As a graphic resource, Figure 1 shows that the absolute differences at the locus level are small, as in the overall result. The exception to this was SM, whose joint trend of the loci was to be over 0.03. Thus, it is the only trait with significant differences. In the bar-plots for the rest of the traits, there were loci that were both close to zero and above 0.05, but the overall estimate is not enough to declare evidence for a significant difference.

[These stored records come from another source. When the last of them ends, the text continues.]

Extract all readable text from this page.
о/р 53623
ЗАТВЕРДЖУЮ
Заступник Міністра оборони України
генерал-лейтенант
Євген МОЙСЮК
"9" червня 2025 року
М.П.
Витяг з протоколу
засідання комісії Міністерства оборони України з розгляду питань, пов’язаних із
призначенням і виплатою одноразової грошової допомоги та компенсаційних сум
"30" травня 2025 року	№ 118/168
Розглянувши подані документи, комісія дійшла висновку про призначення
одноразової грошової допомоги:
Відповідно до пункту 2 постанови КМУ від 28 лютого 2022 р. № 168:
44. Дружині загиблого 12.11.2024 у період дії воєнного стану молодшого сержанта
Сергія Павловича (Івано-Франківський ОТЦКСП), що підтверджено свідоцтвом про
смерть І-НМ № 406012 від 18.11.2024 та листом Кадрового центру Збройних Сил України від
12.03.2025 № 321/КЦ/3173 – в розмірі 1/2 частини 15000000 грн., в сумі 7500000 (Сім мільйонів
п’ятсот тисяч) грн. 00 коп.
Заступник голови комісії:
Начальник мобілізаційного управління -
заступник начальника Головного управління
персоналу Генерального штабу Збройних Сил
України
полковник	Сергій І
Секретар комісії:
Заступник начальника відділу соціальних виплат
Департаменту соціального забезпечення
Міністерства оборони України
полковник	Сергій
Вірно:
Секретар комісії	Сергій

The estimate for the F_IT obtained coincides with those observed in semi-specialized systems of production. The overall average for F_IT was 0.017 ± 0.043 for all the traits associated with mastitis. This value is similar to those found for Sahiwal (0.013 ± 0.109), Gyr (0.013 ± 0.106), and Guernsey (0.02 ± 0.217) [47]. In contrast, the F_IT for the tropical breeds Landim, Angole, and Tete [48] was 70% higher than that found in our study. Furthermore, for Creole Colombian breeds, the average was 0.09 [44]. The first group of breeds was maintained in semi-specialized systems [47], while Landim, Angole, Tete, and the Colombian Creole are non-specialized breeds. This difference could explain why smaller breeds without adequate genetic control present higher inbreeding coefficients.

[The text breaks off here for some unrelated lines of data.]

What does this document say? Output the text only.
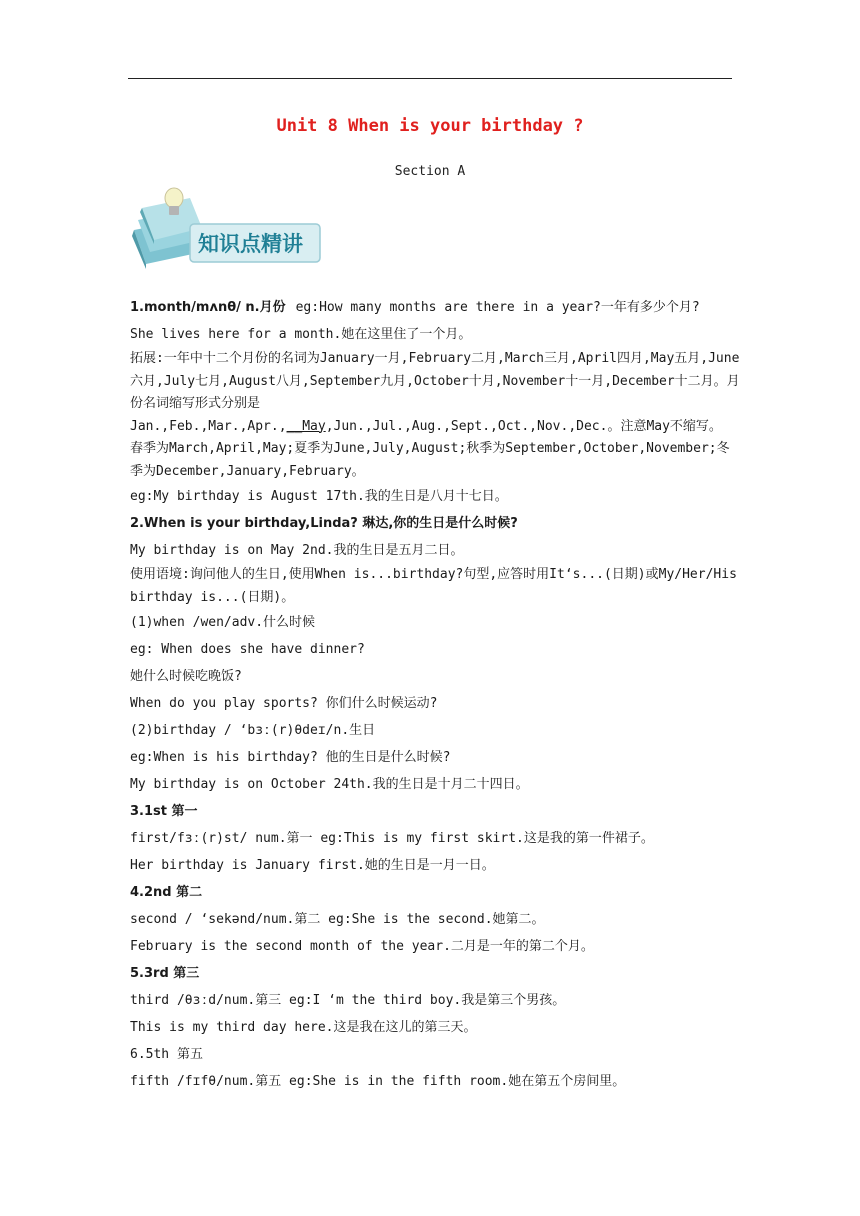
Unit 8 When is your birthday ?
Section A
知识点精讲

1.month/mʌnθ/ n.月份 eg:How many months are there in a year?一年有多少个月?

She lives here for a month.她在这里住了一个月。

拓展:一年中十二个月份的名词为January一月,February二月,March三月,April四月,May五月,June六月,July七月,August八月,September九月,October十月,November十一月,December十二月。月份名词缩写形式分别是

Jan.,Feb.,Mar.,Apr.,__May,Jun.,Jul.,Aug.,Sept.,Oct.,Nov.,Dec.。注意May不缩写。

春季为March,April,May;夏季为June,July,August;秋季为September,October,November;冬季为December,January,February。

eg:My birthday is August 17th.我的生日是八月十七日。

2.When is your birthday,Linda? 琳达,你的生日是什么时候?

My birthday is on May 2nd.我的生日是五月二日。

使用语境:询问他人的生日,使用When is...birthday?句型,应答时用It‘s...(日期)或My/Her/His birthday is...(日期)。

(1)when /wen/adv.什么时候

eg: When does she have dinner?

她什么时候吃晚饭?

When do you play sports? 你们什么时候运动?

(2)birthday / ‘bɜː(r)θdeɪ/n.生日

eg:When is his birthday? 他的生日是什么时候?

My birthday is on October 24th.我的生日是十月二十四日。

3.1st 第一

first/fɜː(r)st/ num.第一 eg:This is my first skirt.这是我的第一件裙子。

Her birthday is January first.她的生日是一月一日。

4.2nd 第二

second / ‘sekənd/num.第二 eg:She is the second.她第二。

February is the second month of the year.二月是一年的第二个月。

5.3rd 第三

third /θɜːd/num.第三 eg:I ‘m the third boy.我是第三个男孩。

This is my third day here.这是我在这儿的第三天。

6.5th 第五

fifth /fɪfθ/num.第五 eg:She is in the fifth room.她在第五个房间里。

Figure 2 shows that, for traits RM, SM, and RBM, most of the loci had positive F_IT. In contrast, the loci for RSM and RCM were mostly negative; that is, there were no traces of inbreeding. This could be due to the specificity of the last two traits, where the candidate genes involve DNA segments that have undergone null direct selection.

The genes whose symbol starts with CXCL, chemokine (C-X-C motif) ligand, are responsible for the immune response [49]. An in vivo study demonstrated that the CXCL genes are key in the inflammatory process of the mammary gland, after the entry of bacteria through the cow’s nipple, particularly the CXCL8 and CXCL10 genes [50,51]. In our study, for RCM, 67% of the SNP markers belong to genes CXCL1 and CXCL8. This explains the low F_IT values for the trait, which is because current improvement programs for the Braunvieh population under study have no selection criteria based on resistance to mastitis.

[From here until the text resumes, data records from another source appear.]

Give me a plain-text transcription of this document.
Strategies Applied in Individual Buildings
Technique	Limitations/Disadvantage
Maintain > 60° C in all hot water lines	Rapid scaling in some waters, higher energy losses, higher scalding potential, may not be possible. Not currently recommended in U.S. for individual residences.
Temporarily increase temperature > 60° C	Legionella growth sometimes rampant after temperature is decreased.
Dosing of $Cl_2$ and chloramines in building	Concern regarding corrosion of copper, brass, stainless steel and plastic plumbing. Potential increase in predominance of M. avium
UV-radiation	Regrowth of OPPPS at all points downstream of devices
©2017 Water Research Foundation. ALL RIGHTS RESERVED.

For RSM, 40% of the markers belong to EDN2 and HIVEP3, candidate genes associated with immune processes, such as intracellular and sequential signaling of immunoglobulin receptors. Because of their immunologic nature, these genes have not been directly selected for; however, at the farm level there is a rising concern for improving their animals for genes associated with diseases that could be prevented, such as paratuberculosis and clinic mastitis [8,52].

The distribution of animals by their F_IT value can be observed in Figure 3. In general, animals fall in the range of 0 to 0.3 F_IT. F_IT = 50% is equivalent to the value of an inbred animal produced by two progenitors with 100% genetic relationship. Our animals varied from 1.3% to 13.3%. The trait with the highest number of highly inbred animals was SM, while RSM had the lowest.

Although up to 13.3% of animals have non-desirable F_IT values, the estimate obtained in our study (0.017 ± 0.043) is similar to that reported for other cattle breeds in specialized and semi-specialized systems of production. In those systems, although some animals had high inbreeding coefficients, the average F_IT is lower than those reported by [53] for Bos taurus breeds (0.071), Brown Swiss (0.071), Braunvieh (0.059), Original Braunvieh (0.023), Holstein (0.057), and Simmental (0.028).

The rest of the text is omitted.